William Shallum

Using memcache to get results from a gearman background job

Posted May 23 2010, 08:11 by William Shallum [updated Jul 24 2010, 07:30]

So we would like to do a long-running-task separately from processing a web request. Gearman is a good tool to do that. Create a background task, and done! However, what should we do when we want the results of the task? Background tasks only return a job handle. Completion notifications (what we would get if we submitted a normal, non-background task) require the task requester to stay connected to the gearman daemon, which is a little hard when the task requester is written in PHP, since the PHP script disconnects after serving the page to the user. (Strictly speaking, we can avoid this by using long-lived connections ala comet, but that’s not very simple, is it?)
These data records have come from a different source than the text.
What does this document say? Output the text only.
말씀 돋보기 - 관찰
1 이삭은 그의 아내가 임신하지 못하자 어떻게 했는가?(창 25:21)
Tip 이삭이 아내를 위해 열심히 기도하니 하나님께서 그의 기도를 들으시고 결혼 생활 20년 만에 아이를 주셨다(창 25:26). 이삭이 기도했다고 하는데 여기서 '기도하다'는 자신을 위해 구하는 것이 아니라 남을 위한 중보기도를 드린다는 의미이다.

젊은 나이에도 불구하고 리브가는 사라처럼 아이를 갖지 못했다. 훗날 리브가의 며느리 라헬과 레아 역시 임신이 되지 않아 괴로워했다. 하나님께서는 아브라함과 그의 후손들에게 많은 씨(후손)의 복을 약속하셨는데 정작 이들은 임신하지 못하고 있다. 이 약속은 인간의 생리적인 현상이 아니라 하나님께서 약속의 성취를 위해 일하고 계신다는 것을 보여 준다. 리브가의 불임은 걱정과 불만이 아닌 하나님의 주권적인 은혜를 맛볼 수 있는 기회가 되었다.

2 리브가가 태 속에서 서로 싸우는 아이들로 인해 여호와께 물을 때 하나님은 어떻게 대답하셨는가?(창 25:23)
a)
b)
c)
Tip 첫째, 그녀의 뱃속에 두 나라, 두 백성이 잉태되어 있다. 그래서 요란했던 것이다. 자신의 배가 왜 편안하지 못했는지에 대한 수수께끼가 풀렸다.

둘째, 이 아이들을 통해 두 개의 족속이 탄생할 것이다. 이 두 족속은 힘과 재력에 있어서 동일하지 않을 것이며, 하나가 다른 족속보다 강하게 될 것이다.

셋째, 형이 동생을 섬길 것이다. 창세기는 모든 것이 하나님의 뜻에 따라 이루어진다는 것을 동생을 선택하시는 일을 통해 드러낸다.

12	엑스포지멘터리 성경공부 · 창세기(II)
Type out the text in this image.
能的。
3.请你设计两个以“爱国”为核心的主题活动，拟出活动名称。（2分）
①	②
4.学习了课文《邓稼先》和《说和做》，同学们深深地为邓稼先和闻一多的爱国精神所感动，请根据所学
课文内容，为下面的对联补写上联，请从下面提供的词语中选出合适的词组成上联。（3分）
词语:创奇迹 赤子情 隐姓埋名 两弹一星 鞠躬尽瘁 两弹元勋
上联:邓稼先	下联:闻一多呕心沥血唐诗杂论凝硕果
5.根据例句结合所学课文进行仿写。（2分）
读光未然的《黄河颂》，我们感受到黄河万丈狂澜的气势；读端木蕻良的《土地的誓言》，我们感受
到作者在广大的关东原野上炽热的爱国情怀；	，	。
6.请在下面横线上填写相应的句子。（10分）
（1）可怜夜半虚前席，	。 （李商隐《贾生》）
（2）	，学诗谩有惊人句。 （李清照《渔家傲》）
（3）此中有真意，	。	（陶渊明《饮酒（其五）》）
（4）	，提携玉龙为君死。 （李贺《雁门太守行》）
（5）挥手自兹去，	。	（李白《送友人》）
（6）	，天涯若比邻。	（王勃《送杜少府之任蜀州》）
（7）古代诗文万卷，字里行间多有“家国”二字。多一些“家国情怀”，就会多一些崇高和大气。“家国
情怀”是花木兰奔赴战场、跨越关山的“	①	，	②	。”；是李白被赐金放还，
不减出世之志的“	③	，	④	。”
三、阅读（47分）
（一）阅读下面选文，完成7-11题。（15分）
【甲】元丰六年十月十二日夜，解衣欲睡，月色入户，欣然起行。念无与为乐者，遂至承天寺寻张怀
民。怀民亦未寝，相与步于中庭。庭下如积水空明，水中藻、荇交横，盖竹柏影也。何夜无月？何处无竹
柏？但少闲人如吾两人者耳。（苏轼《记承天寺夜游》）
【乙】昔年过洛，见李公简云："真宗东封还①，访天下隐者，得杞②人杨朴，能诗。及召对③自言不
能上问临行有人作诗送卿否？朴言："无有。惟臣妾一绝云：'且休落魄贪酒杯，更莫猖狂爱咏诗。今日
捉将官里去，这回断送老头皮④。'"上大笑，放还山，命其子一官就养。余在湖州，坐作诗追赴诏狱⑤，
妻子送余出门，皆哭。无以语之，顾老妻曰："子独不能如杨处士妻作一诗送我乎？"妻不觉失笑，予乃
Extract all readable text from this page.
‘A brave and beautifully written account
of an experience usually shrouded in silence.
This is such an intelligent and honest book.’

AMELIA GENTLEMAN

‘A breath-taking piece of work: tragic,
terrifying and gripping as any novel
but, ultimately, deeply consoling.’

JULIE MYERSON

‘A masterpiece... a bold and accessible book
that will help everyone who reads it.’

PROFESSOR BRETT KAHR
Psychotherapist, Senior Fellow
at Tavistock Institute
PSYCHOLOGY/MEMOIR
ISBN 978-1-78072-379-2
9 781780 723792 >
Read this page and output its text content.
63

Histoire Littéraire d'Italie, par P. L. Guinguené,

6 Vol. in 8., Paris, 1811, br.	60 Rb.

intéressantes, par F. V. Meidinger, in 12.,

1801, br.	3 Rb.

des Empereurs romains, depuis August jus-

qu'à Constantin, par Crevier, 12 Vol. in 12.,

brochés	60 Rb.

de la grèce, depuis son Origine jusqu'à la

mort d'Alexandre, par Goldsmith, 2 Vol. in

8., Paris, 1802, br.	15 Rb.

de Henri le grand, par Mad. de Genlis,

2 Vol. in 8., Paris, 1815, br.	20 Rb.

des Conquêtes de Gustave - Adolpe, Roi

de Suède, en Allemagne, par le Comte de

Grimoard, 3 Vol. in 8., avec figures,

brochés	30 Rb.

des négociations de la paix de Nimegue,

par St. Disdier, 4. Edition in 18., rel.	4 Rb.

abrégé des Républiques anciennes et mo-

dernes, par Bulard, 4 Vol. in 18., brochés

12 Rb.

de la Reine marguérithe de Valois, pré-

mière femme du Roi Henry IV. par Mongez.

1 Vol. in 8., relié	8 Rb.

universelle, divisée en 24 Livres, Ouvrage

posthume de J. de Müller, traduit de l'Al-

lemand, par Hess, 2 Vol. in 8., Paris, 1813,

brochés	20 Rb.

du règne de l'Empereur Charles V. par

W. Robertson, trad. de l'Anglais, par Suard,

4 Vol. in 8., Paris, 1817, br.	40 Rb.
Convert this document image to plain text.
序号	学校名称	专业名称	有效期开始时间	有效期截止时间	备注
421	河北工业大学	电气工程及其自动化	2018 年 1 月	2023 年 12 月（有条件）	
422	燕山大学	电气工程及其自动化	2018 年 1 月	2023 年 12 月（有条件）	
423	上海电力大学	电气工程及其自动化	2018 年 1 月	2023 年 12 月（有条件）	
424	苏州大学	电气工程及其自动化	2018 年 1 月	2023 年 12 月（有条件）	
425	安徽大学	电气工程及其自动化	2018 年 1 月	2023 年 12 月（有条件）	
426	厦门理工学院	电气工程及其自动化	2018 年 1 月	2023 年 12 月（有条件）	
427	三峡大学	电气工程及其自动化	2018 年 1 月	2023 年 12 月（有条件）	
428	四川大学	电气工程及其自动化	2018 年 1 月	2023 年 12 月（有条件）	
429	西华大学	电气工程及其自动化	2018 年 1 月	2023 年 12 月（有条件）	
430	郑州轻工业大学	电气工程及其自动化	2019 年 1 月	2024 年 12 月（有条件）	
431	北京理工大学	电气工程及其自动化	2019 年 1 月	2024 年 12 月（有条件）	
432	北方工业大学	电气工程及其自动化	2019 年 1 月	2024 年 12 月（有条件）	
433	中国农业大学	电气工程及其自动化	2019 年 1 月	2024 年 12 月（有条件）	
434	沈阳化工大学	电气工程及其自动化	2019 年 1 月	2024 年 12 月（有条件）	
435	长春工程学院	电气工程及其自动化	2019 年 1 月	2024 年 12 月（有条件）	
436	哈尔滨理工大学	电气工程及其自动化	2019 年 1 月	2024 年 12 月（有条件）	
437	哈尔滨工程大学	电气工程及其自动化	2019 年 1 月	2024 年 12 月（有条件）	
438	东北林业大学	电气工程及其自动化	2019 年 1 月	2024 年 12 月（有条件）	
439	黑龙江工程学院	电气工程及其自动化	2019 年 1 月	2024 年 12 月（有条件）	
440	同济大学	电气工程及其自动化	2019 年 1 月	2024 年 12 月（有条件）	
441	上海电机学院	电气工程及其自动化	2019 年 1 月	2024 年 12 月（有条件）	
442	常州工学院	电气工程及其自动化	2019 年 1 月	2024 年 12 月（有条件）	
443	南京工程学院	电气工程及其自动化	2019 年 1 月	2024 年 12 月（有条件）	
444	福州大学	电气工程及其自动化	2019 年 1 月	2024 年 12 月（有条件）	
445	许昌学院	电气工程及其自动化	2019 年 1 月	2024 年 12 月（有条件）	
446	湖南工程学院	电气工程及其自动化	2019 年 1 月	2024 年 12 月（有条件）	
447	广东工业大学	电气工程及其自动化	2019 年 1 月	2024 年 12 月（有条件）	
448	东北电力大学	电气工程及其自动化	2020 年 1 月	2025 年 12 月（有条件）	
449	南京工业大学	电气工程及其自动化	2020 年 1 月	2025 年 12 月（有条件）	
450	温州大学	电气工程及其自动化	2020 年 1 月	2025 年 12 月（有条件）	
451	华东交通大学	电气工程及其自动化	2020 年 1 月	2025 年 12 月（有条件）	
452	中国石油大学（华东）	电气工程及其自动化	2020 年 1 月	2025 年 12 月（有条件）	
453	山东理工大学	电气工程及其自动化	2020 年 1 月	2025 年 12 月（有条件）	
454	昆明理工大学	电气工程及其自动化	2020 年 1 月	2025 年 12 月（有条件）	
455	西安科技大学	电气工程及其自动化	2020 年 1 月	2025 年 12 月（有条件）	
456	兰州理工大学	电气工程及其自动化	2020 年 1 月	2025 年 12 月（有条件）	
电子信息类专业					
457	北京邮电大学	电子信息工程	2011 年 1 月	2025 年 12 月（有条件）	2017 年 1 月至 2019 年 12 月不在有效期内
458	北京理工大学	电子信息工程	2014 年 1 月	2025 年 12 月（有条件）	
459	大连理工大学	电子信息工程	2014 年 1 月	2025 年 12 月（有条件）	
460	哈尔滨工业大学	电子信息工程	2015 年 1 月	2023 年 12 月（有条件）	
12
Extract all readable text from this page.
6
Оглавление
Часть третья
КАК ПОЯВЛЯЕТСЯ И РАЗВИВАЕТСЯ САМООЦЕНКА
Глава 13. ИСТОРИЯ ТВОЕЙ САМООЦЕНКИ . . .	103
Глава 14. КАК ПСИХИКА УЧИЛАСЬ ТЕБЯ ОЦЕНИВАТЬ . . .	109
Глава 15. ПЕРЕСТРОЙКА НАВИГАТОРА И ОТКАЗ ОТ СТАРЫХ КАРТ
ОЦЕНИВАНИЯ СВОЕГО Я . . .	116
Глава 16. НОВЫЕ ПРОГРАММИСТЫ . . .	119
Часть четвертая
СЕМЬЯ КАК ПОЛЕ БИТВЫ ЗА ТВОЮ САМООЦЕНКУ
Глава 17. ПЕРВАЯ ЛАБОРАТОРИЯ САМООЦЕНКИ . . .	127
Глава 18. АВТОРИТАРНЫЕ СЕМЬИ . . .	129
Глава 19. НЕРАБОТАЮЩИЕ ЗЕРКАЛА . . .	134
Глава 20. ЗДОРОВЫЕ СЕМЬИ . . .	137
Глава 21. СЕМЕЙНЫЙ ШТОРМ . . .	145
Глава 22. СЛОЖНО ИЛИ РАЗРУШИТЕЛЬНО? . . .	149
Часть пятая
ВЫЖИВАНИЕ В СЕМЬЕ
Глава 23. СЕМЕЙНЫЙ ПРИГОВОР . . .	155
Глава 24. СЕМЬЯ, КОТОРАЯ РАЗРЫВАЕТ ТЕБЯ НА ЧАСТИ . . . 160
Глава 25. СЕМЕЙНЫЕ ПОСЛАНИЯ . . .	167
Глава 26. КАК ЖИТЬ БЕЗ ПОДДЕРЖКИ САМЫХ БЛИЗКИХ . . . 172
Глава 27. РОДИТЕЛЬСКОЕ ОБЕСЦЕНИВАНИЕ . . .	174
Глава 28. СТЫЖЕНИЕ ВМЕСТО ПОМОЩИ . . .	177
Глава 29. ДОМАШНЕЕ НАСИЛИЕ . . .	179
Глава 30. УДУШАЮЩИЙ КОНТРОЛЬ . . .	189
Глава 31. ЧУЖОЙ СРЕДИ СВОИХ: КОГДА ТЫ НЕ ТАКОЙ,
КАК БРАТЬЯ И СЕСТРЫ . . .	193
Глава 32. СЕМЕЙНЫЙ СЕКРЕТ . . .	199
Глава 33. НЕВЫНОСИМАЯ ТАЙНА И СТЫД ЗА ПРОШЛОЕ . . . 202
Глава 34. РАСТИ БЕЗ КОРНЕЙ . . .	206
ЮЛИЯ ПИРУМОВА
We solve this by using memcached to store the task’s results after it completes. The task result is keyed by the job handle, which should be good enough. The monitor script can then poll the gearman daemon for the job’s completion using the job handle, and if the job is complete, it can then fetch the results from memcached. Sample implementation given below:

Worker

$gmworker = new GearmanWorker(); 
$gmworker->addServer(); 
$gmworker->addFunction("long_running_task", "long_running_task_fn"); 


print "Waiting for job...\n"; 
while($gmworker->work()) { 
    if ($gmworker->returnCode() != GEARMAN_SUCCESS) { 
      echo "return_code: " . $gmworker->returnCode() . "\n"; 
      break; 
    } 
} 


function long_running_task_fn($job) { 
    $mc = memcache_connect('localhost', 11211); 
    $result = 1; 
    $n = $job->workload(); 
    for ($i = 1; $i <= $n; $i++) { 
        $result *= $i; 
        $job->sendStatus($i, $n); 
        sleep(1); 
    } 
    memcache_set($mc, $job->handle(), $result); 
}

Client

<?php

if ($_POST['start']) {
        $gmc = new GearmanClient();
        $gmc->addServer();
        $handle = $gmc->doBackground('long_running_task', '10');
        header('Location: /client.php?handle='.urlencode($handle));
}

if ($_GET['handle']) {
        $handle = $_GET['handle'];
        $gmc = new GearmanClient();
        $gmc->addServer();
        $status = $gmc->jobStatus($handle);
}

function get_result($handle) {
        $mc = memcache_connect('localhost', 11211);
        $reply = memcache_get($mc, $handle);
        memcache_close($mc);
        return $reply;
}

?>
<html>
        <head><title>Gearman long-running-task monitor</title></head>
        <body>
        <?php if (!isset($handle)) { ?>
        <form action="" method="POST">
                <fieldset>
                        <legend>Start Job</legend>
                        <input type="submit" name="start" value="Start">
                </fieldset>
        </form>
        <?php } else { ?>
        <h1>Monitoring Job <?php echo htmlspecialchars($handle); ?></h1>

        <p><?php echo htmlspecialchars(sprintf('Known: %s, Running: %s, %s/%s finished', $status[0] ? 'Y' : 'N', $status[1] ? 'Y' : 'N', $status[2], $status[3])); ?></p>


        <?php if (!$status[0]){ ?>
        <p>Result: <?php echo htmlspecialchars(get_result($handle)); ?></p>
        <form action="" method="POST">
                <fieldset>
                        <legend>Start Job</legend>
                        <input type="submit" name="start" value="Start">
                </fieldset>
        </form>
        <?php } else { ?>
        <script>
                var data = <?php echo json_encode(array('handle' => $handle)); ?>;
                window.setTimeout(function() {
                var tm = (new Date()).getTime();
                window.location = '/client.php?handle=' + escape(data.handle) + '&tm=' + tm;
        }, 1000);
        </script>
        <?php } ?>

        <?php } ?>
        </body>
</html>

Of course, this skimps on the security bit, since the handle is clearly visible and can be altered by the user. This is probably fine in an internal app, but it would be better put in the session, or encoded somehow. Progress reports (in case numerator / denominator isn’t enough) can also be given via memcached, just agree on a key.